Pourquoi se dit-il mobilisé ? « Rester cordonnier c’est parce que je l’ai aimé. Parmi d’autres travaux que je pouvais, je me suis retrouvé plus apte avec la réparation des souliers. Imaginez depuis que nous avions initié notre atelier à Londo qui existe jusqu’aujourd’hui, on est resté très rare dans ce métier même si les gouvernants nous a déjà oublié. Si les prêtres d’ici à Kambali ne m’avait pas accompagné, je ne sais pas quel genre de cordonnier je serai jusqu’aujourd’hui » fait savoir JEROME KAZADI, cordonnier en cellule Salongo, Numéro 40.   

Est-ce que la conjoncture économique actuelle allège la cordonnerie actuellement ? Cet artiste cordonnier illustre le défi majeur de la prise en charge. « Je suis resté célibataire, vous voyez tout ça c’est parce que je n’ai pas de l’argent. Imaginez vous-même, malgré les 1000 francs que je peux gagner, j’ai des parents qui vivent encore et que je dois nourrir et vêtir, alors qu’en est-il si je n’ai pas de matériel, imaginez », nous confie JEROME KAZADI, cordonnier de son état qui a su construire une maison à ses parents, de laquelle est attaché son atelier de cordonnerie au Quartier Kambali.  
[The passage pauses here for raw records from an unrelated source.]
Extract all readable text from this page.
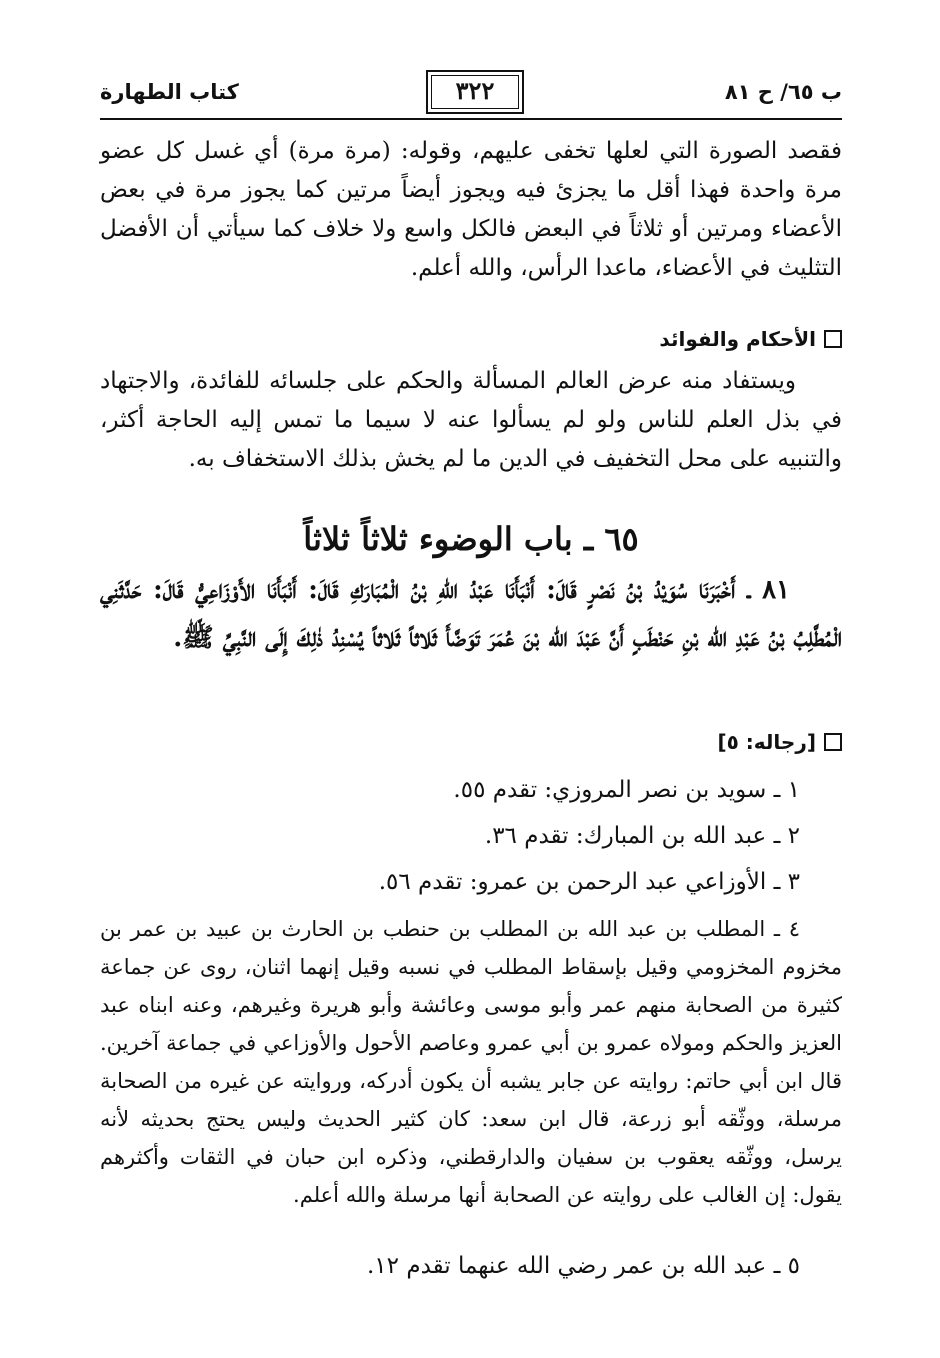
ب ٦٥/ ح ٨١
٣٢٢
كتاب الطهارة
فقصد الصورة التي لعلها تخفى عليهم، وقوله: (مرة مرة) أي غسل كل عضو مرة واحدة فهذا أقل ما يجزئ فيه ويجوز أيضاً مرتين كما يجوز مرة في بعض الأعضاء ومرتين أو ثلاثاً في البعض فالكل واسع ولا خلاف كما سيأتي أن الأفضل التثليث في الأعضاء، ماعدا الرأس، والله أعلم.
الأحكام والفوائد
ويستفاد منه عرض العالم المسألة والحكم على جلسائه للفائدة، والاجتهاد في بذل العلم للناس ولو لم يسألوا عنه لا سيما ما تمس إليه الحاجة أكثر، والتنبيه على محل التخفيف في الدين ما لم يخش بذلك الاستخفاف به.
٦٥ ـ باب الوضوء ثلاثاً ثلاثاً
٨١ ـ أَخْبَرَنَا سُوَيْدُ بْنُ نَصْرٍ قَالَ: أَنْبَأَنَا عَبْدُ اللهِ بْنُ الْمُبَارَكِ قَالَ: أَنْبَأَنَا الأَوْزَاعِيُّ قَالَ: حَدَّثَنِي الْمُطَّلِبُ بْنُ عَبْدِ الله بْنِ حَنْطَبٍ أَنَّ عَبْدَ الله بْنَ عُمَرَ تَوَضَّأَ ثَلاثاً ثَلاثاً يُسْنِدُ ذٰلِكَ إِلَى النَّبِيِّ ﷺ.
[رجاله: ٥]
١ ـ سويد بن نصر المروزي: تقدم ٥٥.
٢ ـ عبد الله بن المبارك: تقدم ٣٦.
٣ ـ الأوزاعي عبد الرحمن بن عمرو: تقدم ٥٦.
٤ ـ المطلب بن عبد الله بن المطلب بن حنطب بن الحارث بن عبيد بن عمر بن مخزوم المخزومي وقيل بإسقاط المطلب في نسبه وقيل إنهما اثنان، روى عن جماعة كثيرة من الصحابة منهم عمر وأبو موسى وعائشة وأبو هريرة وغيرهم، وعنه ابناه عبد العزيز والحكم ومولاه عمرو بن أبي عمرو وعاصم الأحول والأوزاعي في جماعة آخرين. قال ابن أبي حاتم: روايته عن جابر يشبه أن يكون أدركه، وروايته عن غيره من الصحابة مرسلة، ووثّقه أبو زرعة، قال ابن سعد: كان كثير الحديث وليس يحتج بحديثه لأنه يرسل، ووثّقه يعقوب بن سفيان والدارقطني، وذكره ابن حبان في الثقات وأكثرهم يقول: إن الغالب على روايته عن الصحابة أنها مرسلة والله أعلم.
٥ ـ عبد الله بن عمر رضي الله عنهما تقدم ١٢.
Si on ne doit pas abandonner, il faut un soutien aux personnes oubliées, ajoute ce chevronné cordonnier. «Si nous restons vulnérables c’est parce que le gouvernement nous délaisse expressément mais je me dis que ma limite est au niveau où, une fois mon repas de la journée trouvée, mes parents en bonne santé, ma vie continue et je peux aussi longtemps que je respire malgré les problèmes », chute Jérôme KAZADI que nous avons rencontré pour illustrer une expérience de plus d’un jubilé d’or dans un seul métier dans une ville en perpétuelle mutation comme Butembo.